= Narcotics Rewards Program =

US program targeting international drug traffickers

The Narcotics Rewards Program is a program of the United States Department of State that offers rewards for information leading to the arrest and/or conviction of major international narcotics traffickers who send drugs into the United States. It was established by Congress in 1986, and as of 2021 it has paid out over $130 million in rewards leading to apprehensions.

The Department of State’s Bureau for International Narcotics and Law Enforcement Affairs (INL) manages the program in close coordination with the Department of Justice, Department of Homeland Security, Immigration and Customs Enforcement (ICE), the Drug Enforcement Administration (DEA), Federal Bureau of Investigation (FBI), and other interested U.S. agencies.

Proposals to pay rewards are submitted to the Department of State by the chief of mission at a U.S. embassy at the behest of a U.S. law enforcement agency. Reward proposals are carefully reviewed by an interagency committee, which makes a recommendation for a reward payment to the Secretary of State. Only the Secretary of State has the authority to determine if a reward should be paid, and, in cases where there is Federal criminal jurisdiction, the Secretary must obtain the concurrence of the Attorney General. It normally takes more than a year for the Department of State to pay a reward. although there are cases reported as Diego Leon Montoya Sanchez's capture taking more than eight years without payout for the reward offered for his capture, the reward posters offer a reward " up to" $5 million, people interested in a reward should know that the quoted phrase has been construed to include zero as its lower limit. See application of Michel, 470 F2d 638' 640 (C.C.P.A 1972); Arness v. Franks, 138 F2d 213, 216 (C.C.P.A 1943); see also Public service comm'n of Md. v. City of Annapolis, 526 A.2d 975, 981 (Md Ct Spec App 1987) ( " the statement of a maximum does not imply the existence of a minimum") also who any federal agent is authorized to promise that the reward will be pay, only the attorney general can guarantee the pay.
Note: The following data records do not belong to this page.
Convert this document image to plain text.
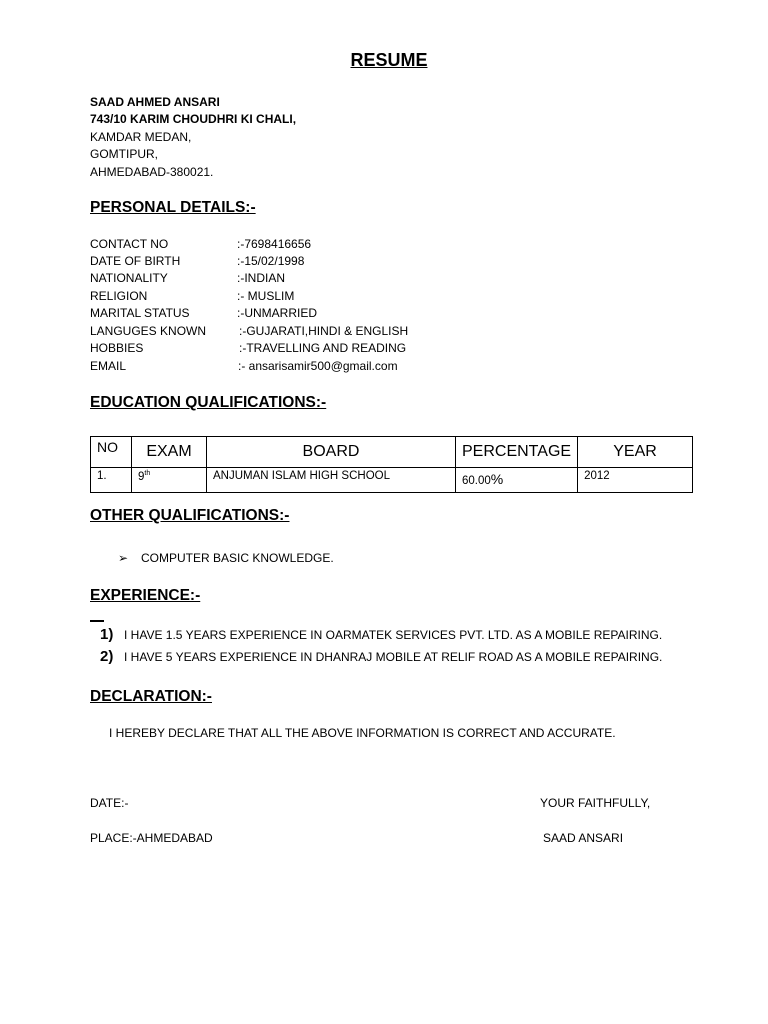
RESUME
SAAD AHMED ANSARI
743/10 KARIM CHOUDHRI KI CHALI,
KAMDAR MEDAN,
GOMTIPUR,
AHMEDABAD-380021.
PERSONAL DETAILS:-
CONTACT NO	:-7698416656
DATE OF BIRTH	:-15/02/1998
NATIONALITY	:-INDIAN
RELIGION	:- MUSLIM
MARITAL STATUS	:-UNMARRIED
LANGUGES KNOWN	:-GUJARATI,HINDI & ENGLISH
HOBBIES	:-TRAVELLING AND READING
EMAIL	:- ansarisamir500@gmail.com
EDUCATION QUALIFICATIONS:-
NO	EXAM	BOARD	PERCENTAGE	YEAR
1.	9th	ANJUMAN ISLAM HIGH SCHOOL	60.00%	2012
OTHER QUALIFICATIONS:-
➢ COMPUTER BASIC KNOWLEDGE.
EXPERIENCE:-
1) I HAVE 1.5 YEARS EXPERIENCE IN OARMATEK SERVICES PVT. LTD. AS A MOBILE REPAIRING.
2) I HAVE 5 YEARS EXPERIENCE IN DHANRAJ MOBILE AT RELIF ROAD AS A MOBILE REPAIRING.
DECLARATION:-
I HEREBY DECLARE THAT ALL THE ABOVE INFORMATION IS CORRECT AND ACCURATE.
DATE:-	YOUR FAITHFULLY,
PLACE:-AHMEDABAD	SAAD ANSARI
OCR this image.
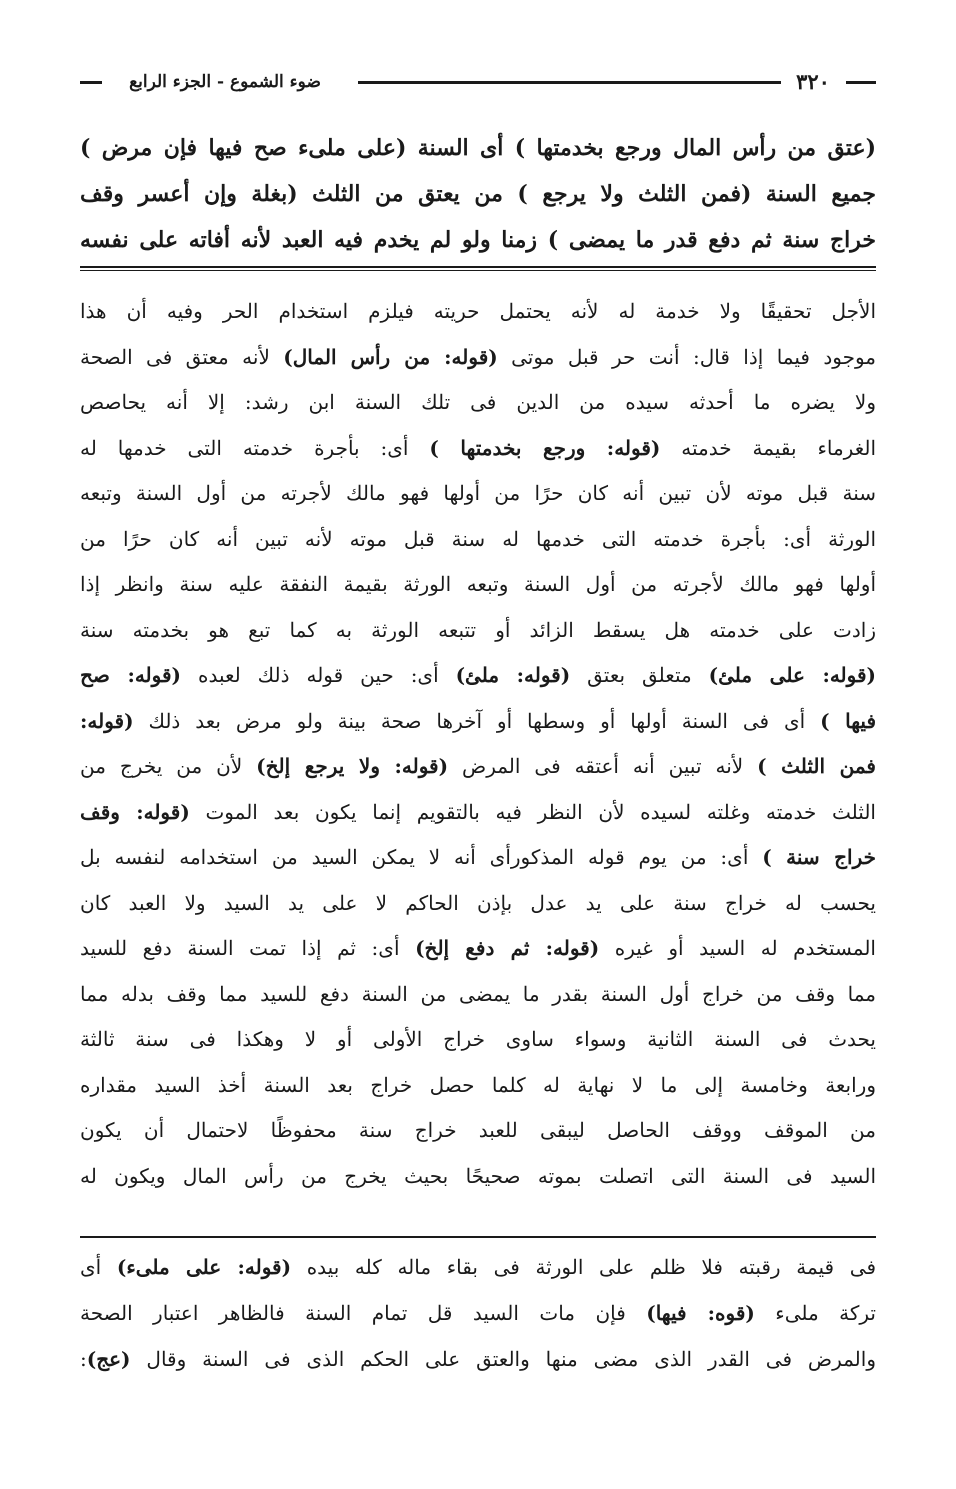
٣٢٠
ضوء الشموع - الجزء الرابع
(عتق من رأس المال ورجع بخدمتها ) أى السنة (على ملىء صح فيها فإن مرض )
جميع السنة (فمن الثلث ولا يرجع ) من يعتق من الثلث (بغلة وإن أعسر وقف
خراج سنة ثم دفع قدر ما يمضى ) زمنا ولو لم يخدم فيه العبد لأنه أفاته على نفسه
الأجل تحقيقًا ولا خدمة له لأنه يحتمل حريته فيلزم استخدام الحر وفيه أن هذا
موجود فيما إذا قال: أنت حر قبل موتى (قوله: من رأس المال) لأنه معتق فى الصحة
ولا يضره ما أحدثه سيده من الدين فى تلك السنة ابن رشد: إلا أنه يحاصص
الغرماء بقيمة خدمته (قوله: ورجع بخدمتها ) أى: بأجرة خدمته التى خدمها له
سنة قبل موته لأن تبين أنه كان حرًا من أولها فهو مالك لأجرته من أول السنة وتبعه
الورثة أى: بأجرة خدمته التى خدمها له سنة قبل موته لأنه تبين أنه كان حرًا من
أولها فهو مالك لأجرته من أول السنة وتبعه الورثة بقيمة النفقة عليه سنة وانظر إذا
زادت على خدمته هل يسقط الزائد أو تتبعه الورثة به كما تبع هو بخدمته سنة
(قوله: على ملئ) متعلق بعتق (قوله: ملئ) أى: حين قوله ذلك لعبده (قوله: صح
فيها ) أى فى السنة أولها أو وسطها أو آخرها صحة بينة ولو مرض بعد ذلك (قوله:
فمن الثلث ) لأنه تبين أنه أعتقه فى المرض (قوله: ولا يرجع إلخ) لأن من يخرج من
الثلث خدمته وغلته لسيده لأن النظر فيه بالتقويم إنما يكون بعد الموت (قوله: وقف
خراج سنة ) أى: من يوم قوله المذكورأى أنه لا يمكن السيد من استخدامه لنفسه بل
يحسب له خراج سنة على يد عدل بإذن الحاكم لا على يد السيد ولا العبد كان
المستخدم له السيد أو غيره (قوله: ثم دفع إلخ) أى: ثم إذا تمت السنة دفع للسيد
مما وقف من خراج أول السنة بقدر ما يمضى من السنة دفع للسيد مما وقف بدله مما
يحدث فى السنة الثانية وسواء ساوى خراج الأولى أو لا وهكذا فى سنة ثالثة
ورابعة وخامسة إلى ما لا نهاية له كلما حصل خراج بعد السنة أخذ السيد مقداره
من الموقف ووقف الحاصل ليبقى للعبد خراج سنة محفوظًا لاحتمال أن يكون
السيد فى السنة التى اتصلت بموته صحيحًا بحيث يخرج من رأس المال ويكون له
فى قيمة رقبته فلا ظلم على الورثة فى بقاء ماله كله بيده (قوله: على ملىء) أى
تركة ملىء (قوه: فيها) فإن مات السيد قل تمام السنة فالظاهر اعتبار الصحة
والمرض فى القدر الذى مضى منها والعتق على الحكم الذى فى السنة وقال (عج):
Overseas, individuals wishing to provide information on major narcotics traffickers may contact the nearest U.S. embassy or consulate. In the U.S., individuals should contact the DEA, FBI, or ICE directly. The U.S. government will ensure confidentiality to individuals who provide information on major narcotics traffickers, and, if appropriate, will relocate these individuals and their families.

In February 2014, The Guardian reported that some informants were not paid the rewards offered.